33rd Street at Penn Station Will Go Car-Free This Summer
Real estate giant Vornado Realty Trust last night unveiled plans to open up space for people on a couple of busy blocks near Penn Station. The proposed car-free zones include a new pedestrian plaza on 33rd Street west of Seventh Avenue. Phase one will consist of a three-month trial this summer and fall, and the changes could be made permanent afterward.
Vornado is proposing to make part of 33rd Street off-limits to through traffic, creating a pedestrian plaza from Seventh Avenue to the Madison Square Garden loading docks about halfway down the block toward Eighth Avenue.
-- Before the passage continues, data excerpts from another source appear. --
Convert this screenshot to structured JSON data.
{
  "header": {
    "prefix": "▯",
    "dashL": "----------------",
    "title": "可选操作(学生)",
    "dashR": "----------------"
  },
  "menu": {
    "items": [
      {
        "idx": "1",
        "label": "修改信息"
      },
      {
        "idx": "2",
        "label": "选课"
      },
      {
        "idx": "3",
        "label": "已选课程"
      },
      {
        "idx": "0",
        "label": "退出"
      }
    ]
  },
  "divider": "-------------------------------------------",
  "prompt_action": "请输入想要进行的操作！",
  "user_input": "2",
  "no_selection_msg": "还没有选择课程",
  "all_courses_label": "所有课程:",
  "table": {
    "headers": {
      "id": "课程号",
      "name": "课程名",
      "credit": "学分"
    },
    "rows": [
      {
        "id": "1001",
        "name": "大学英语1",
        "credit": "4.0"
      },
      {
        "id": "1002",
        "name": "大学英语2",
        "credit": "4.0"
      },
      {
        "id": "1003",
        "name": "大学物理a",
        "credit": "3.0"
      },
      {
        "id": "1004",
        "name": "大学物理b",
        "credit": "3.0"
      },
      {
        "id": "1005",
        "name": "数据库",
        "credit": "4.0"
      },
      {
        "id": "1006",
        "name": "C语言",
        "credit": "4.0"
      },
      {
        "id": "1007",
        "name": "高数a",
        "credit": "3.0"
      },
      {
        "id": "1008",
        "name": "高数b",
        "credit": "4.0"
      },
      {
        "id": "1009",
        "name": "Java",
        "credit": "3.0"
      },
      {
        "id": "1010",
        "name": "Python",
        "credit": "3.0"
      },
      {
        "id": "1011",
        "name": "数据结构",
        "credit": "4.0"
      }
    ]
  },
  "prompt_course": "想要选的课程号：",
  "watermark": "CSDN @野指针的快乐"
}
Vornado executives told CB 5 the space could be used for seating or events, reports Bloomberg.
The company is also proposing more limited extensions of pedestrian space on 32nd Street between Seventh Avenue and Sixth Avenue. The street will get a sidewalk extension along the entire north side of the block, as well as plantings on the south side of the block near Seventh Avenue, with traffic trimmed to one lane. The pedestrian areas will connect with plazas at Herald Square.
The proposal received a unanimous endorsement at a joint meeting of the Community Board 5 parks and transportation committees last night, reports Transportation Alternatives senior organizer Tom DeVito. It now advances to the full board on June 11.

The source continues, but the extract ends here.